24 April 2013 | News | By BioSpectrum Bureau
35 million people worldwide are battling HIV
Singapore: A study presented by Danish scientists at the AIDS 2014 conference, indicated that an anti-cancer drug made by US biotech firm Celgene could reactivate dormant HIV in patients, facilitating viral detection early. They said that this would increase the susceptibility of the virus to anti-retroviral therapy thus aiding in recovery.
The drug, known generically as romidepsin and under the brand name istodax, was investigated in this study as a potential HIV therapy. The drug is licensed to treat a type of cancer called T-cell lymphoma.

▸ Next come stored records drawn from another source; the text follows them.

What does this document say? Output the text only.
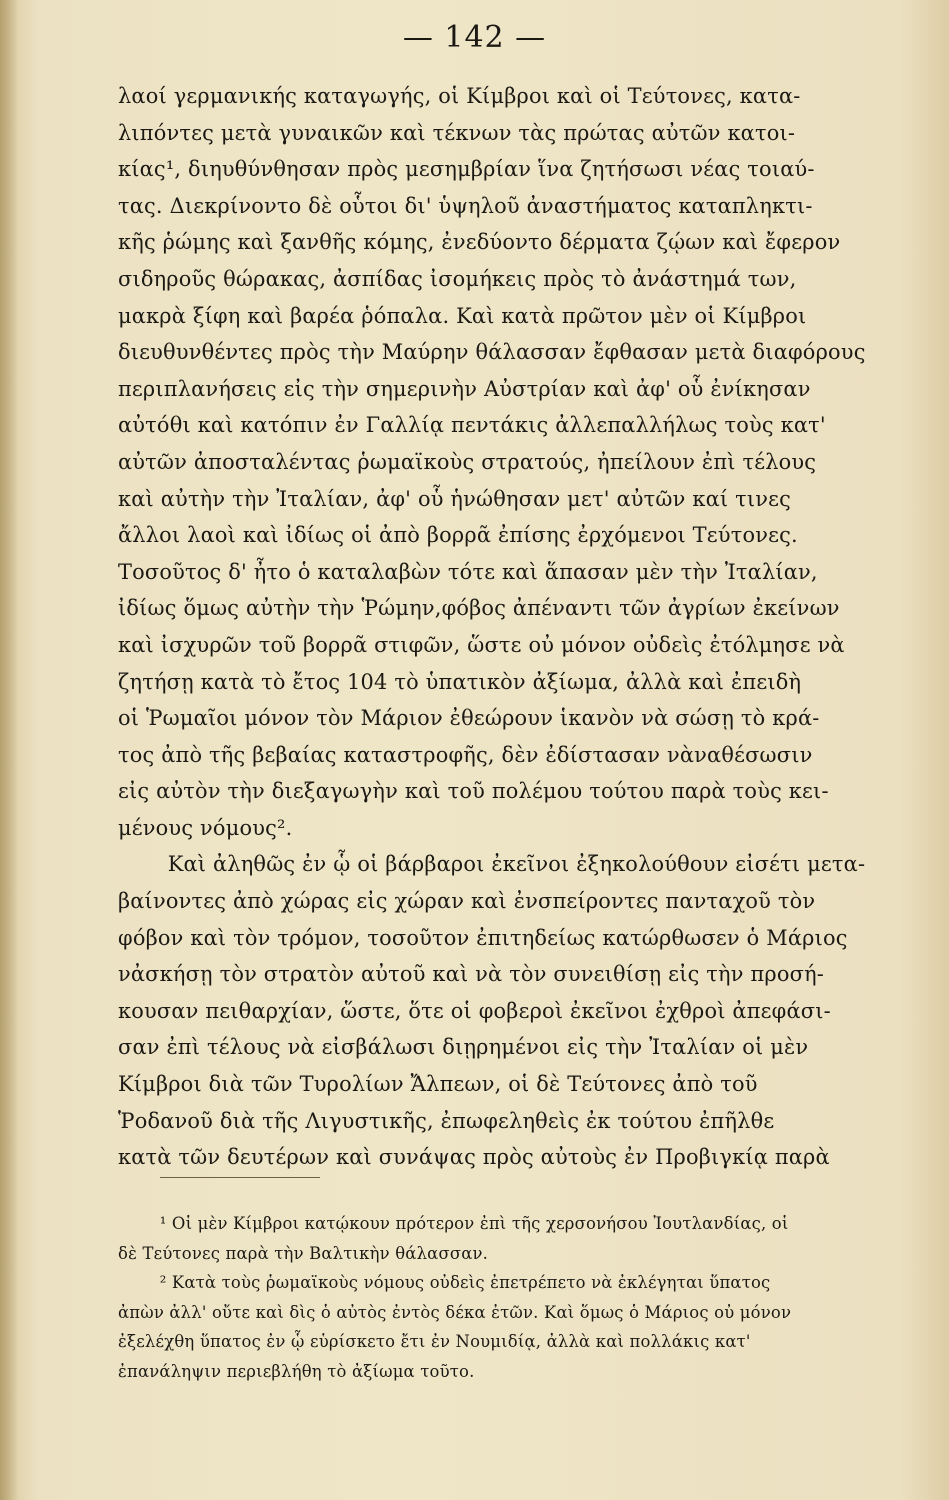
— 142 —
λαοί γερμανικής καταγωγής, οἱ Κίμβροι καὶ οἱ Τεύτονες, κατα-
λιπόντες μετὰ γυναικῶν καὶ τέκνων τὰς πρώτας αὐτῶν κατοι-
κίας¹, διηυθύνθησαν πρὸς μεσημβρίαν ἵνα ζητήσωσι νέας τοιαύ-
τας. Διεκρίνοντο δὲ οὗτοι δι' ὑψηλοῦ ἀναστήματος καταπληκτι-
κῆς ῥώμης καὶ ξανθῆς κόμης, ἐνεδύοντο δέρματα ζῴων καὶ ἔφερον
σιδηροῦς θώρακας, ἀσπίδας ἰσομήκεις πρὸς τὸ ἀνάστημά των,
μακρὰ ξίφη καὶ βαρέα ῥόπαλα. Καὶ κατὰ πρῶτον μὲν οἱ Κίμβροι
διευθυνθέντες πρὸς τὴν Μαύρην θάλασσαν ἔφθασαν μετὰ διαφόρους
περιπλανήσεις εἰς τὴν σημερινὴν Αὐστρίαν καὶ ἀφ' οὗ ἐνίκησαν
αὐτόθι καὶ κατόπιν ἐν Γαλλίᾳ πεντάκις ἀλλεπαλλήλως τοὺς κατ'
αὐτῶν ἀποσταλέντας ῥωμαϊκοὺς στρατούς, ἠπείλουν ἐπὶ τέλους
καὶ αὐτὴν τὴν Ἰταλίαν, ἀφ' οὗ ἡνώθησαν μετ' αὐτῶν καί τινες
ἄλλοι λαοὶ καὶ ἰδίως οἱ ἀπὸ βορρᾶ ἐπίσης ἐρχόμενοι Τεύτονες.
Τοσοῦτος δ' ἦτο ὁ καταλαβὼν τότε καὶ ἅπασαν μὲν τὴν Ἰταλίαν,
ἰδίως ὅμως αὐτὴν τὴν Ῥώμην,φόβος ἀπέναντι τῶν ἀγρίων ἐκείνων
καὶ ἰσχυρῶν τοῦ βορρᾶ στιφῶν, ὥστε οὐ μόνον οὐδεὶς ἐτόλμησε νὰ
ζητήσῃ κατὰ τὸ ἔτος 104 τὸ ὑπατικὸν ἀξίωμα, ἀλλὰ καὶ ἐπειδὴ
οἱ Ῥωμαῖοι μόνον τὸν Μάριον ἐθεώρουν ἱκανὸν νὰ σώσῃ τὸ κρά-
τος ἀπὸ τῆς βεβαίας καταστροφῆς, δὲν ἐδίστασαν νὰναθέσωσιν
εἰς αὐτὸν τὴν διεξαγωγὴν καὶ τοῦ πολέμου τούτου παρὰ τοὺς κει-
μένους νόμους².
Καὶ ἀληθῶς ἐν ᾧ οἱ βάρβαροι ἐκεῖνοι ἐξηκολούθουν εἰσέτι μετα-
βαίνοντες ἀπὸ χώρας εἰς χώραν καὶ ἐνσπείροντες πανταχοῦ τὸν
φόβον καὶ τὸν τρόμον, τοσοῦτον ἐπιτηδείως κατώρθωσεν ὁ Μάριος
νἀσκήσῃ τὸν στρατὸν αὐτοῦ καὶ νὰ τὸν συνειθίσῃ εἰς τὴν προσή-
κουσαν πειθαρχίαν, ὥστε, ὅτε οἱ φοβεροὶ ἐκεῖνοι ἐχθροὶ ἀπεφάσι-
σαν ἐπὶ τέλους νὰ εἰσβάλωσι διῃρημένοι εἰς τὴν Ἰταλίαν οἱ μὲν
Κίμβροι διὰ τῶν Τυρολίων Ἄλπεων, οἱ δὲ Τεύτονες ἀπὸ τοῦ
Ῥοδανοῦ διὰ τῆς Λιγυστικῆς, ἐπωφεληθεὶς ἐκ τούτου ἐπῆλθε
κατὰ τῶν δευτέρων καὶ συνάψας πρὸς αὐτοὺς ἐν Προβιγκίᾳ παρὰ
¹ Οἱ μὲν Κίμβροι κατῴκουν πρότερον ἐπὶ τῆς χερσονήσου Ἰουτλανδίας, οἱ
δὲ Τεύτονες παρὰ τὴν Βαλτικὴν θάλασσαν.
² Κατὰ τοὺς ῥωμαϊκοὺς νόμους οὐδεὶς ἐπετρέπετο νὰ ἐκλέγηται ὕπατος
ἀπὼν ἀλλ' οὔτε καὶ δὶς ὁ αὐτὸς ἐντὸς δέκα ἐτῶν. Καὶ ὅμως ὁ Μάριος οὐ μόνον
ἐξελέχθη ὕπατος ἐν ᾧ εὑρίσκετο ἔτι ἐν Νουμιδίᾳ, ἀλλὰ καὶ πολλάκις κατ'
ἐπανάληψιν περιεβλήθη τὸ ἀξίωμα τοῦτο.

Mr Ole Schmeltz Sogaard, who led the research team from Aarhus University Hospital, said, "Though the findings indicate a possible HIV cure, many tests need to be conducted before reaching any conclusion. We gave three weekly infusions of romidepsin to six HIV-positive adult patients who were already taking anti-retroviral drugs and whose viral load was undetectable. The drug increased HIV levels in the blood in five out of the six tested HIV patients."

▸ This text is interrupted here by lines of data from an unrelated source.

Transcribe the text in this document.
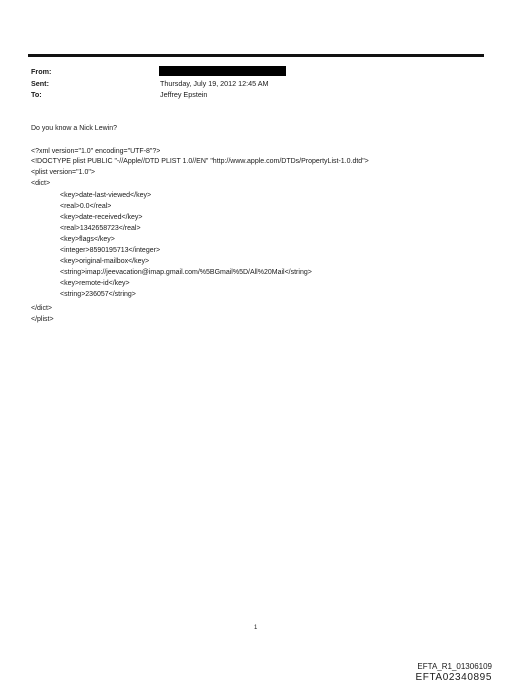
From:
Sent:	Thursday, July 19, 2012 12:45 AM
To:	Jeffrey Epstein
Do you know a Nick Lewin?
<?xml version="1.0" encoding="UTF-8"?>
<!DOCTYPE plist PUBLIC "-//Apple//DTD PLIST 1.0//EN" "http://www.apple.com/DTDs/PropertyList-1.0.dtd">
<plist version="1.0">
<dict>
<key>date-last-viewed</key>
<real>0.0</real>
<key>date-received</key>
<real>1342658723</real>
<key>flags</key>
<integer>8590195713</integer>
<key>original-mailbox</key>
<string>imap://jeevacation@imap.gmail.com/%5BGmail%5D/All%20Mail</string>
<key>remote-id</key>
<string>236057</string>
</dict>
</plist>
1
EFTA_R1_01306109
EFTA02340895
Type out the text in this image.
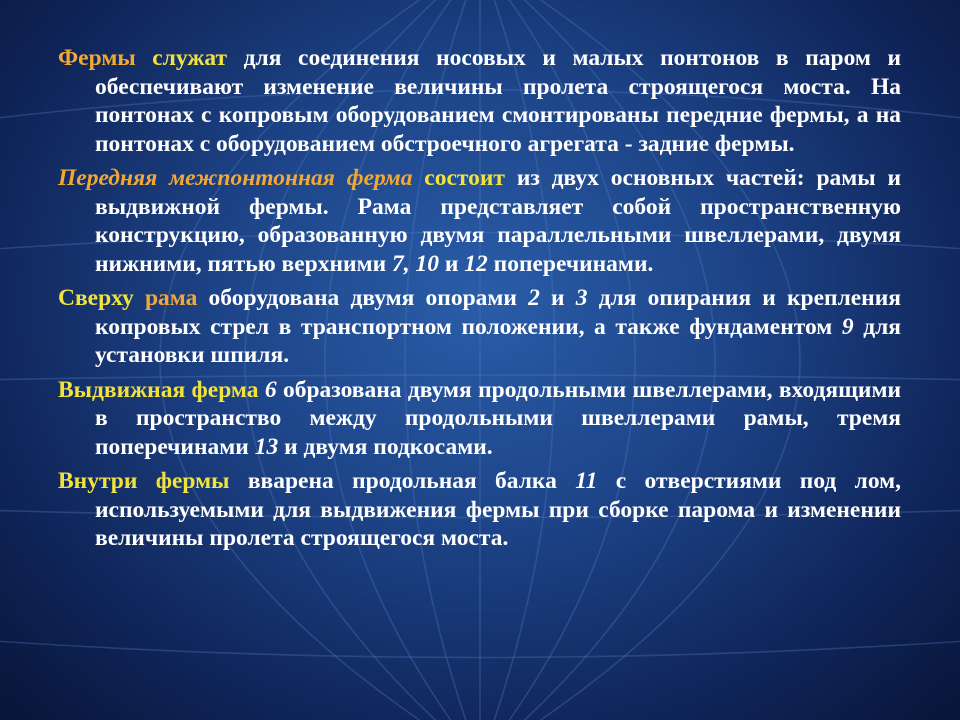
Фермы служат для соединения носовых и малых понтонов в паром и обеспечивают изменение величины пролета строящегося моста. На понтонах с копровым оборудованием смонтированы передние фермы, а на понтонах с оборудованием обстроечного агрегата - задние фермы.

Передняя межпонтонная ферма состоит из двух основных частей: рамы и выдвижной фермы. Рама представляет собой пространственную конструкцию, образованную двумя параллельными швеллерами, двумя нижними, пятью верхними 7, 10 и 12 поперечинами.

Сверху рама оборудована двумя опорами 2 и 3 для опирания и крепления копровых стрел в транспортном положении, а также фундаментом 9 для установки шпиля.

Выдвижная ферма 6 образована двумя продольными швеллерами, входящими в пространство между продольными швеллерами рамы, тремя поперечинами 13 и двумя подкосами.

Внутри фермы вварена продольная балка 11 с отверстиями под лом, используемыми для выдвижения фермы при сборке парома и изменении величины пролета строящегося моста.
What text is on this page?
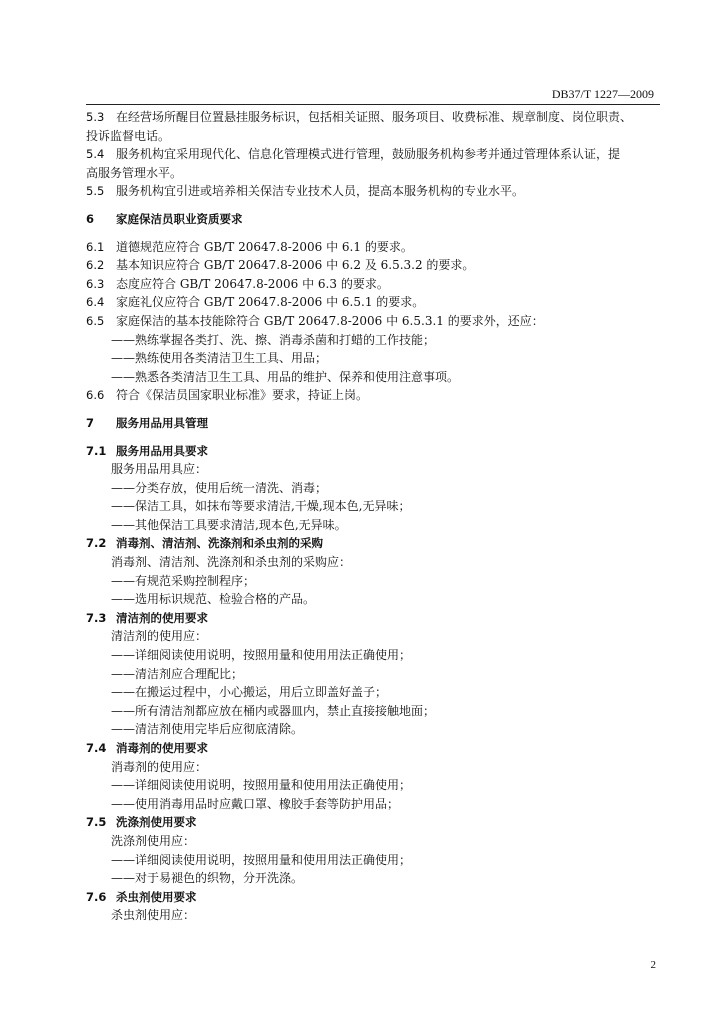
DB37/T 1227—2009
5.3 在经营场所醒目位置悬挂服务标识，包括相关证照、服务项目、收费标准、规章制度、岗位职责、
投诉监督电话。
5.4 服务机构宜采用现代化、信息化管理模式进行管理，鼓励服务机构参考并通过管理体系认证，提
高服务管理水平。
5.5 服务机构宜引进或培养相关保洁专业技术人员，提高本服务机构的专业水平。
6 家庭保洁员职业资质要求
6.1 道德规范应符合 GB/T 20647.8-2006 中 6.1 的要求。
6.2 基本知识应符合 GB/T 20647.8-2006 中 6.2 及 6.5.3.2 的要求。
6.3 态度应符合 GB/T 20647.8-2006 中 6.3 的要求。
6.4 家庭礼仪应符合 GB/T 20647.8-2006 中 6.5.1 的要求。
6.5 家庭保洁的基本技能除符合 GB/T 20647.8-2006 中 6.5.3.1 的要求外，还应：
——熟练掌握各类打、洗、擦、消毒杀菌和打蜡的工作技能；
——熟练使用各类清洁卫生工具、用品；
——熟悉各类清洁卫生工具、用品的维护、保养和使用注意事项。
6.6 符合《保洁员国家职业标准》要求，持证上岗。
7 服务用品用具管理
7.1 服务用品用具要求
服务用品用具应：
——分类存放，使用后统一清洗、消毒；
——保洁工具，如抹布等要求清洁,干燥,现本色,无异味；
——其他保洁工具要求清洁,现本色,无异味。
7.2 消毒剂、清洁剂、洗涤剂和杀虫剂的采购
消毒剂、清洁剂、洗涤剂和杀虫剂的采购应：
——有规范采购控制程序；
——选用标识规范、检验合格的产品。
7.3 清洁剂的使用要求
清洁剂的使用应：
——详细阅读使用说明，按照用量和使用用法正确使用；
——清洁剂应合理配比；
——在搬运过程中，小心搬运，用后立即盖好盖子；
——所有清洁剂都应放在桶内或器皿内，禁止直接接触地面；
——清洁剂使用完毕后应彻底清除。
7.4 消毒剂的使用要求
消毒剂的使用应：
——详细阅读使用说明，按照用量和使用用法正确使用；
——使用消毒用品时应戴口罩、橡胶手套等防护用品；
7.5 洗涤剂使用要求
洗涤剂使用应：
——详细阅读使用说明，按照用量和使用用法正确使用；
——对于易褪色的织物，分开洗涤。
7.6 杀虫剂使用要求
杀虫剂使用应：
2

Mr Schmeltz Sogaard added that the results indicated that the drug could activate the hibernating virus and move them to the blood stream enabling T-cells to locate the virus and kill them.
The Danish team said their next step would be a larger trial where the researchers will combine romidepsin activation of hidden HIV with an experimental vaccine called Vacc-4x being developed by the Norwegian biotech firm Bionor Pharma to strengthen the ability of T-cells to fight HIV.
Since its onset in 1980s the global HIV epidemic has killed 39 million people. Still, 35 million people worldwide are battling HIV. Though anti-HIV therapy can reduce the infection, still no cure is available that can eradicate the virus from the body.